Die Klimaliste verfolgt dasselbe große Ziel wie die überparteiliche „Fridays-for-Future“-Bewegung: eine Begrenzung des menschengemachten globalen Temperaturanstiegs auf maximal 1,5 Grad, wie es im Pariser Klimaabkommen festgeschrieben wurde. Um das zu erreichen, müssten weit größere Anstrengungen unternommen werden, als das bislang der Fall ist. „Die Grünen fordern zum Beispiel die Besteuerung einer Tonne CO2 mit 50 Euro. Nötig wären 180 Euro. Bei einem Kompromiss mit der CDU kommen aber vielleicht nur 30 Euro heraus“, meint Schulz.

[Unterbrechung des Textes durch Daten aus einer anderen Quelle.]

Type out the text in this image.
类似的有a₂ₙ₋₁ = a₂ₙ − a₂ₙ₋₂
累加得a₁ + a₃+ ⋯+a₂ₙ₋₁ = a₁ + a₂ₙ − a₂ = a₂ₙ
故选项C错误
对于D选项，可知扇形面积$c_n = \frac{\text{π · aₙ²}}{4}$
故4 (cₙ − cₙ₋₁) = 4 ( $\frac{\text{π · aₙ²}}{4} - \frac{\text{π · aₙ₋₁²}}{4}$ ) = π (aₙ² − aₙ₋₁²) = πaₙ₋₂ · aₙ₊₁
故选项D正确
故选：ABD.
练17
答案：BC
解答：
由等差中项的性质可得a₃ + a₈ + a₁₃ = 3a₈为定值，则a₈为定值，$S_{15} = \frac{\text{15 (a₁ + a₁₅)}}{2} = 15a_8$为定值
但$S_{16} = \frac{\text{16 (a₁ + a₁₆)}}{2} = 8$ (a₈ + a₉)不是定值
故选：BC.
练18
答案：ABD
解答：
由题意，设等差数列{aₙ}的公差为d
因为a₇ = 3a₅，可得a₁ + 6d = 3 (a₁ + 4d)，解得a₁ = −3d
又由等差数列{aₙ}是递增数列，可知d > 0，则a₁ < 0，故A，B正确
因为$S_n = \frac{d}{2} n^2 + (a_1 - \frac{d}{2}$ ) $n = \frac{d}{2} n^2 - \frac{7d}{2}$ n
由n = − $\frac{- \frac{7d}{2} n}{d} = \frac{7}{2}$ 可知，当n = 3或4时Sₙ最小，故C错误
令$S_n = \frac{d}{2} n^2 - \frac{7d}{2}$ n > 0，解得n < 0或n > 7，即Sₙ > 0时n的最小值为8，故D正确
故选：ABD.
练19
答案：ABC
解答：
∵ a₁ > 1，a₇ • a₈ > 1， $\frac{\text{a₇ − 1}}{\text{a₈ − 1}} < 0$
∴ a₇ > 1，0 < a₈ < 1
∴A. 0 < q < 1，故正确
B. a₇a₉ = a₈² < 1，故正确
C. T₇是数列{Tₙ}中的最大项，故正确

Aber lebt die Politik nicht von Kompromissen? Und würde es nicht sogar eher der CDU nutzen, wenn die Grünen durch die neue Klimaliste geschwächt werden, die ja im gleichen Wähler-Teich fischt wie die etablierte Umweltpartei? Ähnlich wie die SPD durch die Linke geschwächt wurde und die CDU durch die AfD? „Darüber haben wir uns natürlich auch Gedanken gemacht“, sagt Schulz, der bei der Kommunalwahl 2019 noch auf der Liste der Grünen für den Ravensburger Gemeinderat kandidiert hatte, ohne jedoch selbst Mitglied zu sein. „Aber wir glauben, dass wir eher Nicht-Wähler ansprechen. Also Leute, die sagen: Ich weiß gar nicht, wen ich diesmal wählen soll. Wir sehen uns nicht als Konfrontation, sondern als nötige Ergänzung zu den Grünen.“
Sollte die neue Partei in den Landtag einziehen, wolle sie Impulse für eine Stärkung erneuerbarer Energien setzen, die in den vergangenen zehn Jahren unter Ministerpräsident Kretschmann nicht in dem Maße gefördert worden seien wie erhofft. „Auch eine Verkehrswende ist nicht in Sicht“, wirft Schulz den baden-württembergischen Grünen eine zu autofreundliche Politik vor. „Bei den Grünen traut sich ja nicht mal mehr jemand zu sagen: Esst weniger Fleisch.“Dabei wäre ein wichtiges Klimaziel schon erreicht, wenn die Menschen wie früher nur sonntags einen Braten essen würden, glaubt er. Von einer grün-grünen oder grün-grün-roten Koalition auf Landesebene zu träumen, hält Schulz für vermessen. „Grundsätzlich können wir mit allen anderen demokratischen Parteien zusammenarbeiten – aber selbstverständlich nicht mit der AfD.“
Die Ravensburger Kandidatin Saskia Mayer möchte sich nicht nur für das globale Klima, sondern auch für regionale Themen stark machen. Als Beispiel nennt sie die Ausweisung des Altdorfer Waldes als Naturschutzgebiet, einen sinnvoll getakteten, bezahlbaren Nahverkehr und den Ausbau des Radwegenetzes. „Klimagerechtigkeit hat für mich ein Kommunikationsproblem. Wir als Klimaliste möchten erreichen, dass mehr Menschen erkennen, was für eine große Herausforderung der Klimawandel für jeden Einzelnen bedeutet. Ich fordere sozial-ökologisches Handeln in der Industrie und Wirtschaft, das sich am Gemeinwohl orientiert.“
Anders als die ÖDP, die in manchen Landstrichen Baden-Württembergs – wie dem Kreis Ravensburg – ebenfalls auf respektable Ergebnisse vor allem bei Kommunalwahlen kommt, scheint die Klimaliste den baden-württembergischen Grünen tatsächlich Angst zu machen. Ministerpräsident Winfried Kretschmann äußerte sich kürzlich im Gespräch mit der Deutschen PresseAgentur besorgt: „Das ist eine ernste Angelegenheit. Es kann gravierende Folgen haben – zum Beispiel, dass es nicht für eine Regierung reicht, weil es sich zersplittert.“Nach Angaben Kretschmanns wollen die Grünen auf die neue Bewegung zugehen: „Wir werden sicher mit den Leuten reden, ob das nicht am Ende alle schwächt“, sagte er.